There is a vigil for Bobby Sands in the town at 4.30, and a delegation is going down. About 30 of us troop out, checked at the revolving doors by a steward who makes sure no one is wearing their People's March anorak.

I walk down to Piccadilly Gardens with a man in a brown donkey jacket. From Liverpool, he says he's self-educated working class. "Least I was working class. Now I'm one of the outs. If you know what I mean."

Standing in the rain outside Chelsea Girl, the black PVC armband protesters chant, "Bobby Sands was murdered. Political status now,"and hand out yellow roneo'd leaflets to the people rushing for buses. Some passers-by look angry. Most just look confused. The rain gets harder and, after an hour, the protesters file back to UMIST.

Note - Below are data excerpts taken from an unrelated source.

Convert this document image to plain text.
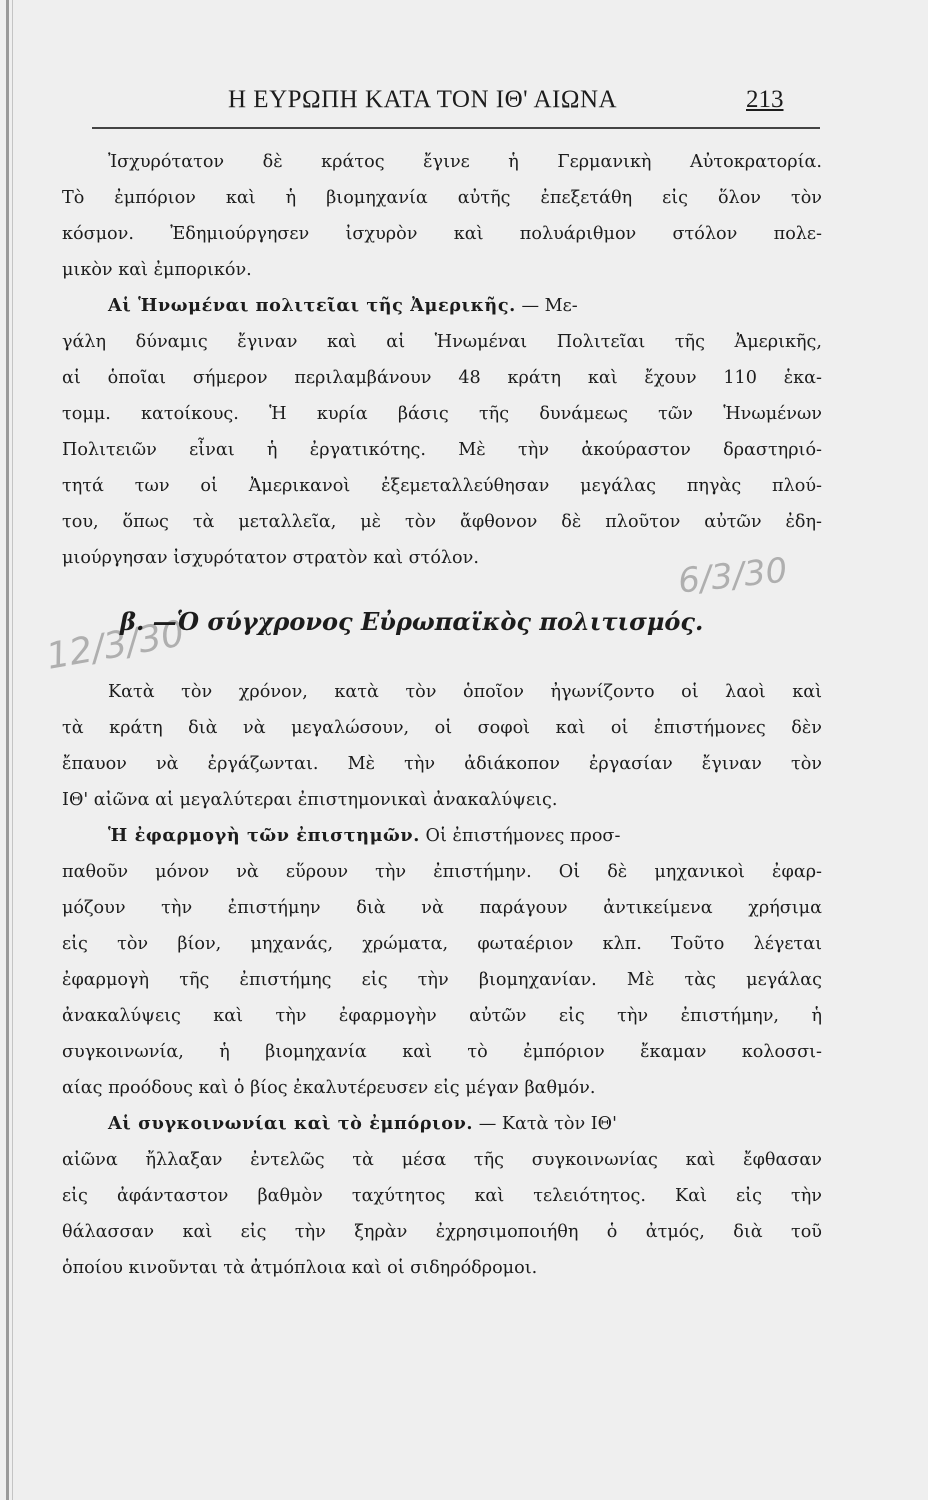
Η ΕΥΡΩΠΗ ΚΑΤΑ ΤΟΝ ΙΘ' ΑΙΩΝΑ	213
Ἰσχυρότατον δὲ κράτος ἔγινε ἡ Γερμανικὴ Αὐτοκρατορία.
Τὸ ἐμπόριον καὶ ἡ βιομηχανία αὐτῆς ἐπεξετάθη εἰς ὅλον τὸν
κόσμον. Ἐδημιούργησεν ἰσχυρὸν καὶ πολυάριθμον στόλον πολε-
μικὸν καὶ ἐμπορικόν.
Αἱ Ἡνωμέναι πολιτεῖαι τῆς Ἀμερικῆς. — Με-
γάλη δύναμις ἔγιναν καὶ αἱ Ἡνωμέναι Πολιτεῖαι τῆς Ἀμερικῆς,
αἱ ὁποῖαι σήμερον περιλαμβάνουν 48 κράτη καὶ ἔχουν 110 ἑκα-
τομμ. κατοίκους. Ἡ κυρία βάσις τῆς δυνάμεως τῶν Ἡνωμένων
Πολιτειῶν εἶναι ἡ ἐργατικότης. Μὲ τὴν ἀκούραστον δραστηριό-
τητά των οἱ Ἀμερικανοὶ ἐξεμεταλλεύθησαν μεγάλας πηγὰς πλού-
του, ὅπως τὰ μεταλλεῖα, μὲ τὸν ἄφθονον δὲ πλοῦτον αὐτῶν ἐδη-
μιούργησαν ἰσχυρότατον στρατὸν καὶ στόλον.	6/3/30
12/3/30
β. —Ὁ σύγχρονος Εὐρωπαϊκὸς πολιτισμός.
Κατὰ τὸν χρόνον, κατὰ τὸν ὁποῖον ἠγωνίζοντο οἱ λαοὶ καὶ
τὰ κράτη διὰ νὰ μεγαλώσουν, οἱ σοφοὶ καὶ οἱ ἐπιστήμονες δὲν
ἔπαυον νὰ ἐργάζωνται. Μὲ τὴν ἀδιάκοπον ἐργασίαν ἔγιναν τὸν
ΙΘ' αἰῶνα αἱ μεγαλύτεραι ἐπιστημονικαὶ ἀνακαλύψεις.
Ἡ ἐφαρμογὴ τῶν ἐπιστημῶν. Οἱ ἐπιστήμονες προσ-
παθοῦν μόνον νὰ εὕρουν τὴν ἐπιστήμην. Οἱ δὲ μηχανικοὶ ἐφαρ-
μόζουν τὴν ἐπιστήμην διὰ νὰ παράγουν ἀντικείμενα χρήσιμα
εἰς τὸν βίον, μηχανάς, χρώματα, φωταέριον κλπ. Τοῦτο λέγεται
ἐφαρμογὴ τῆς ἐπιστήμης εἰς τὴν βιομηχανίαν. Μὲ τὰς μεγάλας
ἀνακαλύψεις καὶ τὴν ἐφαρμογὴν αὐτῶν εἰς τὴν ἐπιστήμην, ἡ
συγκοινωνία, ἡ βιομηχανία καὶ τὸ ἐμπόριον ἔκαμαν κολοσσι-
αίας προόδους καὶ ὁ βίος ἐκαλυτέρευσεν εἰς μέγαν βαθμόν.
Αἱ συγκοινωνίαι καὶ τὸ ἐμπόριον. — Κατὰ τὸν ΙΘ'
αἰῶνα ἤλλαξαν ἐντελῶς τὰ μέσα τῆς συγκοινωνίας καὶ ἔφθασαν
εἰς ἀφάνταστον βαθμὸν ταχύτητος καὶ τελειότητος. Καὶ εἰς τὴν
θάλασσαν καὶ εἰς τὴν ξηρὰν ἐχρησιμοποιήθη ὁ ἀτμός, διὰ τοῦ
ὁποίου κινοῦνται τὰ ἀτμόπλοια καὶ οἱ σιδηρόδρομοι.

Over at the New Century Hall in the CWS building, there is a People's March entertainment organised by War on Want. The Houghton Weavers do a medley of protest numbers, including We shall overcome and Blowing in the wind, followed by a song written specially for the march, entitled, We want work. Gerald Kaufman, MP for Manchester Ardwick, joins in the conga round a huge dance-floor.

"All the way from Moss Side," says the compere, with just a soupcon of racism, introducing the steel band, Tropical Heatwave. When they've finished their set the bass guitarist, Ken, walks to the back of the hall to talk to a girlfriend. She says that he wasn't up there for long.

"Yeah. Get it over nice and quick," says Ken. "Then you don't have so much work to do. Who wants work?  . . .  Well, this lot do."

Next morning at nine, some people are still fast asleep in their bags at Barnes Wallis. Plates of beans and fried-eggs lie around half-eaten.

Today is a rest day. Most are taking it easy. But the politicos are splitting up into delegations, taking their message to the factory gates. I join a group of twelve going out to an occupation at Holman Michell lead works in St Helens.

Men stand above the barbed wire they have stretched across the blue gates of Holman Michell. The marchers, all wearing their anoraks on this expedition, are let through the door and invited into the canteen for a cup of tea.

Ron Dickson, pouring out the tea, says they occupied the factory on 22 April, after management announced they were making 15 redundancies. And now all 28 of the occupation force have been sacked. Ron says they've got nothing to lose. He adds that he has had 18 weeks off sick in the last nine months because of high lead levels in his blood.

Ray Harper, a fitter, says he thinks it's good that the marchers have come along this morning. "Great. It gives you a lift. Been a fortnight now. You tend to flag a bit." The men here do 16 hours a day, on average, at the occupation. A bell rings. Ray looks at his watch. It's 11.45. "That's for dinner-time."

One of Ray's son is leaving school at Whitsun. "There's nothing for him," he says. "He's applied for at least 15 jobs that I know of. He's studying now for his exams and that. I tell him they're important. But he says to me, "What's the point, when there's nothing when I leave?'"

An unemployed boilermaker on the march, Dave Huyton, joins in our conversation. He says that the idea of the march is to stir people from their television sets. Ray says he is a Tony Benn supporter. Dave is in the middle of the usual spiel about the People's March being above politics, when we're all summoned outside for the pictures.

The four photographers want the workers and marchers lined up by the blue gates, underneath the barbed wire. "Can we get a couple of placards?" one of the photographers asks. The placards are fetched. One says: "Fighting to save jobs. Fighting to save St Helens." Another" "Enter here and walk back in time/" They get propped up. A few fists point skywards.

The pictures done, the marchers file out the gates towards their orange Transit. One more routine Maggie-out chant, and it is on to the picket line at nearby United Glass. Everyone says goodbye with clenched fists.